Я подтолкнула их к двери и опустила занавеску, чтобы укрыть Сару от посторонних глаз. Остались только она, я и леди Гленко в белом капоре. Теперь это было женское место, каким должна быть любая родильная комната.
— Сара, — сказала я, — дай мне взглянуть.
Я наклонилась к ней. Вытащив травы, я перебирала их и говорила леди Гленко:
— Вы не подожжете это?
Или:
— Положите это в воду. Заставьте ее выпить.
И мы двигались вместе, мы двигались осторожно, она принесла свечи, и я расставила их у ног Сары и около ее талии. Сара протяжно застонала. Она была огромной и выглядела болезненно, и я приблизилась к ней:
— Я помогу тебе. Обещаю, что помогу.
Леди Гленко спросила:
— Ты присутствовала при родах раньше?
— Однажды. При собачьих.
— При собачьих?
Я бросила на нее короткий взгляд:
— Этого достаточно. Мы здесь — вы и я. Мы поможем ей.
— При собачьих?
Леди Гленко была хорошей помощницей — без единого звука она брала те травы, о которых я говорила, растирала их или заваривала так, как я просила. Она втерла мак в десны Сары, чтобы облегчить боль, и мы вместе обмыли ее. Она подожгла в пламени свечи пучок лаванды, чтобы очистить комнату и успокоить мать.

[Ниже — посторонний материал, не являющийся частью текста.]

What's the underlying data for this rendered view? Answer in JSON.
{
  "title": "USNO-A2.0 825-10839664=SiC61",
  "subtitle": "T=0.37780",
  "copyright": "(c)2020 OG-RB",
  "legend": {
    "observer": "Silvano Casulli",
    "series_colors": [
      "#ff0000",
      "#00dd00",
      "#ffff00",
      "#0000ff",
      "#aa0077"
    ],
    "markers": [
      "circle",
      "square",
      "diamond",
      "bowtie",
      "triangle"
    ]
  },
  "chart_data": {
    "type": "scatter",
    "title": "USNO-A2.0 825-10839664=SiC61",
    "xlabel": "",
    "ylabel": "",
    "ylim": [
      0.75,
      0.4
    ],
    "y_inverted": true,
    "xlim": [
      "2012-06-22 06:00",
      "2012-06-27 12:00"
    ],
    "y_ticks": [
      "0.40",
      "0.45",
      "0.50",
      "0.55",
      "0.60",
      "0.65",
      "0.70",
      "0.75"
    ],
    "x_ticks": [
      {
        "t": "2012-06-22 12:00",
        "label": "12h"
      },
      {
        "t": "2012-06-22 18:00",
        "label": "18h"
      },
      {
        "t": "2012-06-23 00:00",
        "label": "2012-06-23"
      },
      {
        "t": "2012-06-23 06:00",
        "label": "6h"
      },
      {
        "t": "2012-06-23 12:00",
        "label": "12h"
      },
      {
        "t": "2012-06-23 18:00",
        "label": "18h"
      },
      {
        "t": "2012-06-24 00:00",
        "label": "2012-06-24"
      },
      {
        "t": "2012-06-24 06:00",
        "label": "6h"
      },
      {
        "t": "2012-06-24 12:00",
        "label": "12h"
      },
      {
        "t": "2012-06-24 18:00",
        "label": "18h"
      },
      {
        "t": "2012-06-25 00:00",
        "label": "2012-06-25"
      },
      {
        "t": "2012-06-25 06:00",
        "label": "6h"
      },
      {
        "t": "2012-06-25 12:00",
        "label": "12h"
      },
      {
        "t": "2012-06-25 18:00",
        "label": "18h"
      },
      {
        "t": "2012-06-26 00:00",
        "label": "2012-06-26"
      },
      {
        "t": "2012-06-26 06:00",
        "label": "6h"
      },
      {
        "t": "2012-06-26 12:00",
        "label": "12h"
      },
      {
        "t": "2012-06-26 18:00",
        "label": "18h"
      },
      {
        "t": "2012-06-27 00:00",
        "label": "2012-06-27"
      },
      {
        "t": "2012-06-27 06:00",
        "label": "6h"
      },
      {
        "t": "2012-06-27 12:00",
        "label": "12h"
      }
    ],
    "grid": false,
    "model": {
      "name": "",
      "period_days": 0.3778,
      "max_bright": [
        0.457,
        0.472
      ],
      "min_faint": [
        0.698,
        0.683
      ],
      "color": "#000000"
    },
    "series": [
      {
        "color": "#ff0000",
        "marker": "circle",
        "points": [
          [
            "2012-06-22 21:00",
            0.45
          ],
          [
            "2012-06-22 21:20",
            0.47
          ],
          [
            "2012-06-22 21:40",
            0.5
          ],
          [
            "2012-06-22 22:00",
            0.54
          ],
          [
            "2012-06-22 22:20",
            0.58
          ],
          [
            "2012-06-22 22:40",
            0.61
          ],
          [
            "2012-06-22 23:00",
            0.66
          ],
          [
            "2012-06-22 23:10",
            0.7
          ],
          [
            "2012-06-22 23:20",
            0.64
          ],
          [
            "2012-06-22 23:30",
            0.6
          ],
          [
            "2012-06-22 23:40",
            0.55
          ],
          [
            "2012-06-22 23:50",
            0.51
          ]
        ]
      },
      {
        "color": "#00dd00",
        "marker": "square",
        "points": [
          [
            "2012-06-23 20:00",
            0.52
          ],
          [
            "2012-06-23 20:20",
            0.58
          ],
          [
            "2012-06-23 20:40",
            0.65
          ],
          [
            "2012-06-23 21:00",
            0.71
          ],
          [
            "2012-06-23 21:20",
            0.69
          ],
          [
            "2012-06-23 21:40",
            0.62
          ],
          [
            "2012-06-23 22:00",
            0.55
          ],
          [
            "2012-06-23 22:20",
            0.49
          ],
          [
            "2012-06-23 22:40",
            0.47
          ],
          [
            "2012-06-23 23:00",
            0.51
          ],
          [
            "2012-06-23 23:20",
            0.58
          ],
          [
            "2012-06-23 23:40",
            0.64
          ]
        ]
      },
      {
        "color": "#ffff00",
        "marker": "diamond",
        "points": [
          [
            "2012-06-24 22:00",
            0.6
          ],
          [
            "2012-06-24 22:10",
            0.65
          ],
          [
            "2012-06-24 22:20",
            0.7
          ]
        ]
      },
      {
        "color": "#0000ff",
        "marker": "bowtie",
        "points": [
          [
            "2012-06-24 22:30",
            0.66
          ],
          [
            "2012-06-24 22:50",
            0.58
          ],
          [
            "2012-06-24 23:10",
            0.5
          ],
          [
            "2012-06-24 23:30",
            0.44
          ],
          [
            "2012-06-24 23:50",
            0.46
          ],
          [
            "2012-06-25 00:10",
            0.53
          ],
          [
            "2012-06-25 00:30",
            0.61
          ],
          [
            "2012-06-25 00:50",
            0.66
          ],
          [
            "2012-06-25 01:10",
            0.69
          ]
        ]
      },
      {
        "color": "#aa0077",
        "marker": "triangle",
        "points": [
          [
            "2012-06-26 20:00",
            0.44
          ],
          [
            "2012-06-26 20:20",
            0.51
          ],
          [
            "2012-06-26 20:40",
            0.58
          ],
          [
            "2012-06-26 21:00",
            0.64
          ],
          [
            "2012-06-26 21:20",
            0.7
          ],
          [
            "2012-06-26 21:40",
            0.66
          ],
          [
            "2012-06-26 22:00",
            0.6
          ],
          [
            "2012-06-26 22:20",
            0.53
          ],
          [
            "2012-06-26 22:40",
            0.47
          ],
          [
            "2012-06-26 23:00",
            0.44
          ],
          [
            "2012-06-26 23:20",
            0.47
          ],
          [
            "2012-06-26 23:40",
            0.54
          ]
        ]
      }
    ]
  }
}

— Потрите ее живот очень мягко, — попросила я, и она выполнила это.
А я сказала:
— Ты должна постараться тужиться, Сара.
Внутри ее я увидела маленькую головку, как у мокрого птенчика. Она была темного цвета и измазана кровью. Сара тужилась очень сильно. Она старалась, а я говорила:
— Вот так.
Леди Гленко гладила ее волосы и шептала что-то ей на ухо, а бедная Сара испустила самый страшный крик, что я когда-либо слышала в жизни, — безнадежный вой, будто она покончила с этим миром, а этот выдох — все, что в ней осталось. Я приказывала:
— Тужься!
Сердце разрывалось от жалости при виде огромного количества крови, но ребенок должен был выйти. И вдруг появилась голова! Я увидела маленькое ухо и закричала:
— Я вижу голову, Сара! Ты должна еще тужиться!
Она простонала:
— Я не могу.
Но обе мы — леди Гленко и я — сказали:
— Можешь.
Она глубоко вздохнула и заплакала, и эта потуга была тихой. Крепко сжав челюсти, она подняла голову, и я увидела, какая она влажная и бледная, мне казалось, она холодная, но я знала, что она вся горит, и я приложила руки к маленькой головке с мокрыми волосами и шептала «тужься», а потом ребенок выскользнул, словно мокрый щенок, и оказался у меня в ладонях. Я держала розовое, покрытое пленкой существо, от которого тянулась пуповина, как и должно быть, и у него было крошечное сморщенное личико, с маленьким носом и маленьким ртом. Я притянула малыша к себе, держа у груди, будто своего, так что на краткий миг я стала его матерью, а он моим сыном, и я шлепнула его по спине и встряхнула.